Wheat growers are being urged to monitor the effectiveness of fungicides this season after the common wheat disease, Septoria tritici blotch (STB), was discovered to be resistant to Group 11 fungicides (strobilurins).
Researchers from the Centre for Crop and Disease Management (CCDM), a co-investment by the Grains Research and Development Corporation (GRDC) and Curtin University, made the discovery in Millicent in South Australia, as part of their annual monitoring program.
As a result, researchers are now encouraging growers with any concerns about the effectiveness of Group 11 fungicides this season to send crop samples to CCDM for resistance testing.
Dr Fran Lopez-Ruiz, leader of CCDM’s fungicide resistance research group, said the discovery was an unexpected chance circumstance, as the diseased leaf sample came from a trial aimed at another pathogen.
“This monitoring program involves applying different fungicides to multiple trial sites across Australia’s grain growing regions and testing diseased leaf samples for fungicide resistance,” Dr Lopez-Ruiz said.
“Thanks to this program, we have picked up the mutation before growers have noticed fungicide failure in the paddock, which gives us a time advantage to stay on top of it.
“This is fortunate, because we know from global reports that when selection pressure is high, strobilurin resistance can spread very quickly.”
Dr Lopez-Ruiz said multiple genetic tests had confirmed the presence of mutation G143A – a mutation associated with resistance to all Group 11 fungicides.
“However no other fungicide groups are affected by this mutation, so growers still have chemical alternatives they can use to control STB,” he said.
Dr Lopez-Ruiz is now advising growers to adopt a resistance management strategy that includes the use of different modes of action (MoA) and avoids, if possible, the application of formulations containing Group 11 fungicides in their rotations.
CCDM Director Professor Mark Gibberd said the timeliness of the discovery has highlighted the importance of disease monitoring across all grain growing regions.
“Growers depend heavily on fungicides for disease control and this discovery demonstrates the value of regular monitoring and early detection of developing resistance,” Professor Gibberd said.
“Together we can then work with growers to ensure they have the information to make the best decisions with fungicide management to ensure fungicides are here for the long run.”
Dr Andrew Milgate at NSW Department of Primary Industries (DPI) works closely with the STB pathogen, and said when choosing products to control STB growers should keep in mind not all demethylase inhibitor fungicides (DMI, Group 3) are completely effective anymore.
“Research by my team has revealed that STB has reduced sensitivity to older DMI chemistry such as tebuconazole and this is widespread in the STB population,” Dr Milgate said.
“However, products with newer active ingredients such as epoxiconazole, remain effective at field rates, as do registered SDHI (Group 7) products.
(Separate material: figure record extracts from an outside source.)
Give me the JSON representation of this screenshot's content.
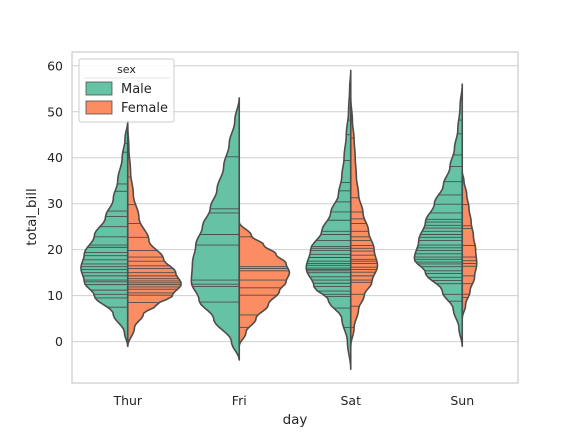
{
  "chart_data": {
    "type": "violin",
    "split": true,
    "inner": "stick",
    "categories": [
      "Thur",
      "Fri",
      "Sat",
      "Sun"
    ],
    "xlabel": "day",
    "ylabel": "total_bill",
    "ylim": [
      -9,
      63
    ],
    "yticks": [
      0,
      10,
      20,
      30,
      40,
      50,
      60
    ],
    "grid": true,
    "legend": {
      "title": "sex",
      "position": "top-left"
    },
    "series": [
      {
        "name": "Male",
        "color": "#66c2a5",
        "violins": [
          {
            "day": "Thur",
            "min": -1,
            "max": 48,
            "mode": 16,
            "mode_width": 0.42,
            "profile": [
              [
                -1,
                0
              ],
              [
                2,
                0.03
              ],
              [
                6,
                0.13
              ],
              [
                10,
                0.3
              ],
              [
                13,
                0.39
              ],
              [
                16,
                0.42
              ],
              [
                19,
                0.39
              ],
              [
                23,
                0.3
              ],
              [
                27,
                0.2
              ],
              [
                31,
                0.13
              ],
              [
                35,
                0.09
              ],
              [
                40,
                0.05
              ],
              [
                44,
                0.025
              ],
              [
                48,
                0
              ]
            ],
            "values": [
              7.5,
              9.5,
              10.3,
              11.2,
              12.4,
              13.0,
              13.4,
              14.3,
              15.0,
              15.7,
              16.3,
              16.9,
              17.8,
              18.7,
              19.4,
              20.5,
              21.0,
              22.8,
              25.0,
              27.2,
              28.4,
              32.7,
              34.3,
              41.2,
              43.1
            ]
          },
          {
            "day": "Fri",
            "min": -4,
            "max": 53,
            "mode": 13,
            "mode_width": 0.43,
            "profile": [
              [
                -4,
                0
              ],
              [
                0,
                0.07
              ],
              [
                5,
                0.23
              ],
              [
                9,
                0.36
              ],
              [
                13,
                0.43
              ],
              [
                17,
                0.42
              ],
              [
                21,
                0.39
              ],
              [
                25,
                0.33
              ],
              [
                29,
                0.26
              ],
              [
                33,
                0.2
              ],
              [
                38,
                0.14
              ],
              [
                43,
                0.09
              ],
              [
                48,
                0.04
              ],
              [
                53,
                0
              ]
            ],
            "values": [
              8.6,
              12.0,
              12.5,
              13.4,
              21.0,
              23.3,
              28.0,
              28.9,
              40.2
            ]
          },
          {
            "day": "Sat",
            "min": -6,
            "max": 59,
            "mode": 16,
            "mode_width": 0.4,
            "profile": [
              [
                -6,
                0
              ],
              [
                0,
                0.03
              ],
              [
                5,
                0.08
              ],
              [
                9,
                0.2
              ],
              [
                12,
                0.33
              ],
              [
                16,
                0.4
              ],
              [
                20,
                0.36
              ],
              [
                24,
                0.26
              ],
              [
                28,
                0.18
              ],
              [
                32,
                0.11
              ],
              [
                36,
                0.08
              ],
              [
                40,
                0.06
              ],
              [
                45,
                0.04
              ],
              [
                50,
                0.02
              ],
              [
                55,
                0.01
              ],
              [
                59,
                0
              ]
            ],
            "values": [
              3.1,
              7.3,
              9.8,
              10.3,
              11.0,
              12.0,
              12.7,
              13.4,
              14.1,
              15.0,
              15.4,
              15.7,
              16.0,
              16.6,
              17.0,
              17.5,
              18.3,
              19.0,
              19.8,
              20.3,
              20.7,
              22.0,
              23.3,
              24.0,
              26.4,
              28.2,
              30.4,
              32.8,
              34.6,
              39.4,
              45.0,
              48.2,
              50.8
            ]
          },
          {
            "day": "Sun",
            "min": -1,
            "max": 56,
            "mode": 18,
            "mode_width": 0.43,
            "profile": [
              [
                -1,
                0
              ],
              [
                3,
                0.03
              ],
              [
                7,
                0.08
              ],
              [
                11,
                0.18
              ],
              [
                15,
                0.33
              ],
              [
                18,
                0.43
              ],
              [
                22,
                0.39
              ],
              [
                26,
                0.33
              ],
              [
                30,
                0.25
              ],
              [
                34,
                0.17
              ],
              [
                38,
                0.11
              ],
              [
                42,
                0.07
              ],
              [
                46,
                0.04
              ],
              [
                51,
                0.02
              ],
              [
                56,
                0
              ]
            ],
            "values": [
              8.8,
              10.3,
              12.6,
              13.3,
              14.0,
              14.8,
              15.4,
              16.3,
              16.9,
              17.3,
              17.9,
              18.4,
              19.1,
              19.8,
              20.4,
              21.0,
              22.0,
              22.7,
              23.3,
              24.0,
              24.7,
              25.3,
              26.0,
              26.6,
              28.0,
              29.9,
              31.9,
              34.8,
              38.1,
              40.6,
              45.2,
              48.2
            ]
          }
        ]
      },
      {
        "name": "Female",
        "color": "#fc8d62",
        "violins": [
          {
            "day": "Thur",
            "min": -1,
            "max": 47,
            "mode": 12.5,
            "mode_width": 0.48,
            "profile": [
              [
                -1,
                0
              ],
              [
                3,
                0.06
              ],
              [
                6,
                0.14
              ],
              [
                8,
                0.26
              ],
              [
                10,
                0.4
              ],
              [
                12.5,
                0.48
              ],
              [
                15,
                0.43
              ],
              [
                18,
                0.32
              ],
              [
                22,
                0.19
              ],
              [
                27,
                0.1
              ],
              [
                32,
                0.05
              ],
              [
                37,
                0.025
              ],
              [
                42,
                0.01
              ],
              [
                47,
                0
              ]
            ],
            "values": [
              8.5,
              10.1,
              10.6,
              11.4,
              11.9,
              12.4,
              12.8,
              13.2,
              13.7,
              14.3,
              15.0,
              15.9,
              16.5,
              17.5,
              18.4,
              19.8,
              22.7,
              25.7,
              29.8,
              35.8,
              43.1
            ]
          },
          {
            "day": "Fri",
            "min": -1,
            "max": 26,
            "mode": 15,
            "mode_width": 0.45,
            "profile": [
              [
                -1,
                0
              ],
              [
                2,
                0.06
              ],
              [
                5,
                0.15
              ],
              [
                8,
                0.26
              ],
              [
                11,
                0.36
              ],
              [
                13,
                0.42
              ],
              [
                15,
                0.45
              ],
              [
                17,
                0.42
              ],
              [
                19,
                0.33
              ],
              [
                21,
                0.22
              ],
              [
                23,
                0.11
              ],
              [
                26,
                0
              ]
            ],
            "values": [
              3.1,
              5.8,
              10.1,
              11.7,
              13.4,
              15.4,
              15.9,
              16.3,
              22.8
            ]
          },
          {
            "day": "Sat",
            "min": -1,
            "max": 53,
            "mode": 16.5,
            "mode_width": 0.24,
            "profile": [
              [
                -1,
                0
              ],
              [
                3,
                0.03
              ],
              [
                7,
                0.07
              ],
              [
                10,
                0.12
              ],
              [
                13,
                0.19
              ],
              [
                16.5,
                0.24
              ],
              [
                20,
                0.21
              ],
              [
                24,
                0.16
              ],
              [
                28,
                0.11
              ],
              [
                32,
                0.07
              ],
              [
                36,
                0.05
              ],
              [
                40,
                0.04
              ],
              [
                44,
                0.03
              ],
              [
                48,
                0.015
              ],
              [
                53,
                0
              ]
            ],
            "values": [
              3.1,
              7.7,
              10.3,
              12.9,
              13.4,
              14.3,
              15.1,
              15.7,
              16.2,
              17.0,
              17.5,
              17.9,
              18.8,
              19.7,
              20.3,
              20.9,
              22.0,
              22.8,
              24.0,
              25.7,
              26.7,
              28.2,
              31.3,
              44.3,
              48.3
            ]
          },
          {
            "day": "Sun",
            "min": 5,
            "max": 37,
            "mode": 17,
            "mode_width": 0.13,
            "profile": [
              [
                5,
                0
              ],
              [
                8,
                0.03
              ],
              [
                11,
                0.07
              ],
              [
                14,
                0.11
              ],
              [
                17,
                0.13
              ],
              [
                20,
                0.12
              ],
              [
                23,
                0.1
              ],
              [
                26,
                0.08
              ],
              [
                29,
                0.06
              ],
              [
                32,
                0.04
              ],
              [
                35,
                0.015
              ],
              [
                37,
                0
              ]
            ],
            "values": [
              9.6,
              10.3,
              12.6,
              14.3,
              16.4,
              17.0,
              17.6,
              18.4,
              20.9,
              24.6,
              25.2,
              29.8,
              35.3
            ]
          }
        ]
      }
    ]
  }
}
This allows product selection that will avoid repeated use of strobilurins to target STB and help reduce the selection of the G143A mutation.”
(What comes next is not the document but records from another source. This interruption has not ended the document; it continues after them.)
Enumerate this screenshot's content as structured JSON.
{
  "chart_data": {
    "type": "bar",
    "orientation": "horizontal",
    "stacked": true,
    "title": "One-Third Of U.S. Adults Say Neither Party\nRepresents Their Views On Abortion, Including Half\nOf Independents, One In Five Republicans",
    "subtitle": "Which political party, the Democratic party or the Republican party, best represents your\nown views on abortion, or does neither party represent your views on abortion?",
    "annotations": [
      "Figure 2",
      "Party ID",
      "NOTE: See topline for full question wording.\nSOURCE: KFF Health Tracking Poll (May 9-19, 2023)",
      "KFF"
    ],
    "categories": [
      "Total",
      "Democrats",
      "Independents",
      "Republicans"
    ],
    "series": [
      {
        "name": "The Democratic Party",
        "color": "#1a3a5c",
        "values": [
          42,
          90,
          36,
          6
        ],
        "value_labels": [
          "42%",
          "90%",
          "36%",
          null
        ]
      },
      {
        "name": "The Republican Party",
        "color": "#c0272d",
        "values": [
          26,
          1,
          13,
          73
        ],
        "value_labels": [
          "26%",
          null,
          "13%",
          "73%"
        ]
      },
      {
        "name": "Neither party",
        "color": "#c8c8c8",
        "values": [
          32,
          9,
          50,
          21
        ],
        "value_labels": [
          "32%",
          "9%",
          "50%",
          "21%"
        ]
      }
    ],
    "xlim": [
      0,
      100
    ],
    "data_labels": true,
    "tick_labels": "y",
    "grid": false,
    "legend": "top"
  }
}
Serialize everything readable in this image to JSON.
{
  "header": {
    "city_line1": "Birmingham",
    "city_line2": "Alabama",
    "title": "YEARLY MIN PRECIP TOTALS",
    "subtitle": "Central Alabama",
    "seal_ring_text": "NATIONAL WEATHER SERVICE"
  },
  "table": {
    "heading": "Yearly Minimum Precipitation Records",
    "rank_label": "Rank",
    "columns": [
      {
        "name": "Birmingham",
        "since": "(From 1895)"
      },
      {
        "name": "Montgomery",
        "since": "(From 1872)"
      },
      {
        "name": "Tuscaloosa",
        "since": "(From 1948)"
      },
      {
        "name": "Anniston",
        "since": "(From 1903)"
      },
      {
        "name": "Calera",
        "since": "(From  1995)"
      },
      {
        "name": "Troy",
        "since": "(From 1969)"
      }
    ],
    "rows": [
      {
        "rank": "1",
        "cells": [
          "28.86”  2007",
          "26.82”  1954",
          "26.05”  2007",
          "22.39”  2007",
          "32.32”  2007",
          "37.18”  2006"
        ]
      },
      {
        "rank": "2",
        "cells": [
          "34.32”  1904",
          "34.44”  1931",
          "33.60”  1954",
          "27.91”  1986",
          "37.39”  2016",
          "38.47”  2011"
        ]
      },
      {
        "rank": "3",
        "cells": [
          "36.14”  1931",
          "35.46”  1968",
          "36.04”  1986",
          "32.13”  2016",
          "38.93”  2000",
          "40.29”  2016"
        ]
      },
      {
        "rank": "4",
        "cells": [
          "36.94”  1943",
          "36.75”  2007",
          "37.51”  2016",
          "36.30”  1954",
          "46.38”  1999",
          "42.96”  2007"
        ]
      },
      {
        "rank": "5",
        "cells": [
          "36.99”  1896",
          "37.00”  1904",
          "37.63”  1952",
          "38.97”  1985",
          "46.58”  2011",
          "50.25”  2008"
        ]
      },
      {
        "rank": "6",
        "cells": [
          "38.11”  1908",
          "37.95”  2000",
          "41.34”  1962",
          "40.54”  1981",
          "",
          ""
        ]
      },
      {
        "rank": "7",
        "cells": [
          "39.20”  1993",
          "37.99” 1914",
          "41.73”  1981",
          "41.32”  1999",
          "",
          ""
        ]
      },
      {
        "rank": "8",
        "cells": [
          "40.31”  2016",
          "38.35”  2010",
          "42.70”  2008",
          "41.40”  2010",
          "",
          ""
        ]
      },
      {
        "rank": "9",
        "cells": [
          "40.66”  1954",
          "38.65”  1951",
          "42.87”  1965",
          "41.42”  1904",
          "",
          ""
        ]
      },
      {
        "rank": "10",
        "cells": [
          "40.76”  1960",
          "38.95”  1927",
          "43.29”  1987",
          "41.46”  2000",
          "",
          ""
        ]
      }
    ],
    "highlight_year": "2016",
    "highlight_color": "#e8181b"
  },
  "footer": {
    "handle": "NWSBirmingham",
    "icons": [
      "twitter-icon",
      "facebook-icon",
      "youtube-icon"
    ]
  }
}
The Australian Fungicide Resistance Extension Network (AFREN), a GRDC investment, suggests an integrated approach tailored to local growing conditions. AFREN has identified the following five key actions, ‘The Fungicide Resistance Five’, to help growers maintain control over fungicide resistance, regardless of their crop or growing region:
- Avoid susceptible crop varieties
- Rotate crops – use time and distance to reduce disease carry-over
- Use non-chemical control methods to reduce disease pressure
- Spray only if necessary and apply strategically
- Rotate and mix fungicides/MoA groups.